I was reading Shannyn Moore's post about Sarah Palin's run-in with a couple of locals in Homer, AK when I stumbled upon a solution to the issue of Mrs. Palin running in 2012 (although honestly I'm secretly hoping she runs so I can be watching when the whole thing comes undone). You see Sarah was in Homer filming for her upcoming 8-part pseudo-documentary "Sarah Palin's Alaska" on Discovery networks TLC.
When I first heard that Sarah "Drill-baby-drill" Palin landed a nature show on Discovery I thought it was 'Opposite Day'. When I found out Discovery's new COO Peter Liguori came from Fox just last December I realized it was 'More Of The Same Day'. I can only suspect they'll follow this up with 'Strom Thurmond's History of Civil Rights' or 'Karl Rove's Cavalcade of Nobel Peace Prize Recipients'.
There was a time when the initials TLC stood for The Learning Channel but slowly over the last decade or so the channel dropped the edutainment programming and went for a line-up with more 'mass appeal'. Nowadays the channel is the home of a host of overly large families ('Jon & Kate Plus 8', '17 Kids And Counting'), little people ('Little People, Big World', 'Little Chocolatiers') and a collection of people with dysfunctional families, police women and their staple daytime standards of weddings and babies.
So, here was Sarah Palin in tiny Homer, Alaska setting the hooks for halibut and taunting the Democrats from afar. I'm sure she was having a grand old time rubbing elbows with the locals, or at least rubbing elbows with her hired security thugs who were busy patting down the locals who came onto the docks, when she ran across a local teacher named Kathleen Gustafson. Kathleen's husband runs a fishing business on the docks and he'd help her hang a homemade 30-foot banner that read 'WORST GOVERNOR EVER' on his shack. The Palin's weren't amused.
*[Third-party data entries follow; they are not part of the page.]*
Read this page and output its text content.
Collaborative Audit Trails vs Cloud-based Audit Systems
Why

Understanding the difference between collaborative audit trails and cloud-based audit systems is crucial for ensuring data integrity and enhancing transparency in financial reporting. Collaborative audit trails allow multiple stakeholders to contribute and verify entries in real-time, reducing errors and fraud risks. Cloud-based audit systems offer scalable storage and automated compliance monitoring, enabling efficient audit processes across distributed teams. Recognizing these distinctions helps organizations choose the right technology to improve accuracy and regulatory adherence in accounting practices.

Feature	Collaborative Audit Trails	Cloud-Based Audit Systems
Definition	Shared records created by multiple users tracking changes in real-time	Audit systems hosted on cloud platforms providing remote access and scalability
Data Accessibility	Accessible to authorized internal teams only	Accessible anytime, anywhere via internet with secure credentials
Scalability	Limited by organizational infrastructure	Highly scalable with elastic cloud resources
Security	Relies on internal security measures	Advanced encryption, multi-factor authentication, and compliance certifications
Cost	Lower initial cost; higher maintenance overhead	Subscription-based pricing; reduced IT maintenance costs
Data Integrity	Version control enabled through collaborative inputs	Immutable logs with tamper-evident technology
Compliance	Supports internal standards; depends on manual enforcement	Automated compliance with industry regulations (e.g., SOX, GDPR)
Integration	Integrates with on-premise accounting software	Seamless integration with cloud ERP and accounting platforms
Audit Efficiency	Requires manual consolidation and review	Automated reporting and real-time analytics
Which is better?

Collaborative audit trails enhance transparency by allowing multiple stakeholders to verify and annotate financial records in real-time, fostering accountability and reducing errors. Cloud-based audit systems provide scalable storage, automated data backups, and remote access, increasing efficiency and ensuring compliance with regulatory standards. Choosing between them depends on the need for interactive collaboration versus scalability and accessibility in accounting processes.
One of Palin's daughters taunted at the Gustafson's "You're and A-hole" and then "You're just jealous". Ah, there's those fine mother grizzly family values. What a lovely brood of children you've got there, ma'am.
But that's when it hit me. Palin doesn't want to be the POTUS - she wants to be a celebrity! She's geared toward teleprompters and scripted conversations captured on camera. She was a journalism major who dreamed of being a sportscaster, even going so far as to name her daughter after the city where ESPN's headquarters are located.
So I can't wait for Sarah's new show to start. I'm going to watch every moment on all the TVs in my home and record it on my DVR. I'm petitioning to get a Nielsen box in my house. I need each and every one of you to join me. If we get her ratings high enough maybe they'll sign her to a long term contract and prevent her from running for office.
After all, we're all just jealous, aren't we?